Large Memory Bandwidth: Needs significant GPU memory (at least 32 GB per GPU, often more) to handle large batch sizes and complex model architectures.
Fast Interconnects: Utilizes high-speed interconnects like NVLink or NVSwitch for communication between GPUs, which is essential for synchronizing gradients and parameters in multi-GPU setups.
High Storage Throughput: Requires fast and large storage solutions, like NVMe SSDs, for handling large datasets and checkpoints. Efficient data loading pipelines to keep the GPUs fed with data continuously.
Cooling and Power: Enhanced cooling solutions are necessary due to the heat generated by multiple high-performance GPUs. Higher power requirements to support the intense computational workload.
Software and Tools: Uses frameworks like PyTorch, TensorFlow, or JAX with support for distributed training. Involves tuning hyperparameters, performing mixed precision training, and using advanced optimizers to improve training efficiency.

For serving GPU Machines, we typically need:

Efficiency over Raw Power: Can use less powerful GPUs compared to training, such as NVIDIA T4, A10, or L4, which are optimized for inference workloads. Often, a single GPU or a small number of GPUs can suffice, depending on the deployment scale and requirements.
Memory Utilization: Needs enough memory to load the model and handle input data. While high memory is beneficial, it's not as critical as in training. Models are often optimized and pruned for deployment to reduce memory footprint.
Networking: Less emphasis on high-speed GPU interconnects, but network latency to the deployment machine can be a concern if serving real-time applications.
Storage: Typically, the model size and required data for inference are smaller, reducing the need for extensive storage. Fast read access is still important for loading models quickly.
Cooling and Power: Standard cooling solutions are often adequate unless the deployment involves high inference loads. Lower power requirements compared to training machines.
Software and Tools: Uses inference-optimized frameworks like TensorRT, ONNX Runtime, or specific deployment platforms that support model serving. Models are often quantized or pruned to improve inference speed and reduce resource usage.

Reducing the memory footprint

Not too long ago, the largest Machine Learning models most people would deal with merely reached a few GB in memory size. Because of the massive scale increase, there has been quite a bit of research to reduce the model size while keeping performance up. That is quite important if we want to minimize the serving costs.

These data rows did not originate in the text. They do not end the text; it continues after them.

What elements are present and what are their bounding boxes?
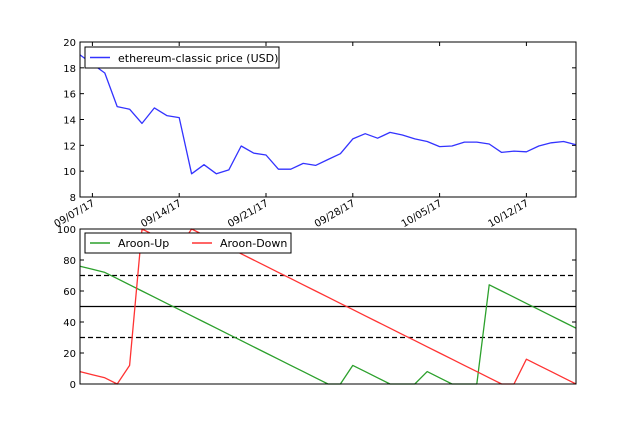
aroon-legend: Aroon-Up Aroon-Down <box>84 232 292 254</box>
y-tick-label: 0 <box>70 380 76 391</box>
y-tick-label: 20 <box>63 349 76 360</box>
aroon-legend-box <box>84 232 292 254</box>
y-tick-label: 100 <box>57 225 76 236</box>
price-legend: ethereum-classic price (USD) <box>84 46 280 69</box>
y-tick-label: 16 <box>63 90 76 101</box>
y-tick-label: 40 <box>63 318 76 329</box>
price-legend-box <box>84 46 280 69</box>
x-tick-label: 09/21/17 <box>226 198 270 230</box>
price-legend-label: ethereum-classic price (USD) <box>118 52 278 65</box>
aroon-chart: 0 20 40 60 80 100 Aroon-Up Aroon-Down <box>57 225 577 391</box>
price-plot-frame <box>79 41 577 198</box>
aroon-down-legend-label: Aroon-Down <box>220 237 287 250</box>
series-line <box>79 54 577 175</box>
y-tick-label: 18 <box>63 64 76 75</box>
y-tick-label: 20 <box>63 38 76 49</box>
y-tick-label: 12 <box>63 141 76 152</box>
y-tick-label: 80 <box>63 256 76 267</box>
y-tick-label: 10 <box>63 167 76 178</box>
y-tick-label: 8 <box>70 193 76 204</box>
x-tick-label: 09/28/17 <box>313 198 357 230</box>
aroon-plot-frame <box>79 228 577 385</box>
aroon-up-legend-label: Aroon-Up <box>118 237 169 250</box>
x-tick-label: 10/12/17 <box>486 198 530 230</box>
x-tick-label: 09/14/17 <box>139 198 183 230</box>
x-tick-label: 10/05/17 <box>400 198 444 230</box>
price-y-axis: 8 10 12 14 16 18 20 <box>63 38 576 204</box>
y-tick-label: 14 <box>63 116 76 127</box>
aroon-reference-lines <box>80 274 576 339</box>
y-tick-label: 60 <box>63 287 76 298</box>
price-series <box>79 54 577 175</box>
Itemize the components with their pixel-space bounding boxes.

Model pruning is about removing unimportant weights from the network. The game is to understand what "important" means in that context. A typical approach is to measure the impact on the loss function of each weight. This can be done easily by looking at the gradient and second-order derivative of the loss. Another way to do it is to use L1 or L2 regularization and get rid of the low-magnitude weights. Removing whole neurons, layers, or filters is called "structured pruning" and is more efficient when it comes to inference speed.
Model quantization is about decreasing parameter precision. There are typically two ways to go about it. When we train or fine-tune the in its quantized form (by dequantizing during the forward and backward pass ), we call this "Quantization-aware training". When we simply quantize the model after training, it is called "Post training quantization", and additional heuristic modifications to the weights can be performed to help performance.
Knowledge distillation is about transferring knowledge from one model to another, typically from a large model to a smaller one. When the student model learns to produce similar output responses, that is response-based distillation. When the student model learns to reproduce similar intermediate layers, it is called feature-based distillation. When the student model learns to reproduce the interaction between layers, it is called relation-based distillation.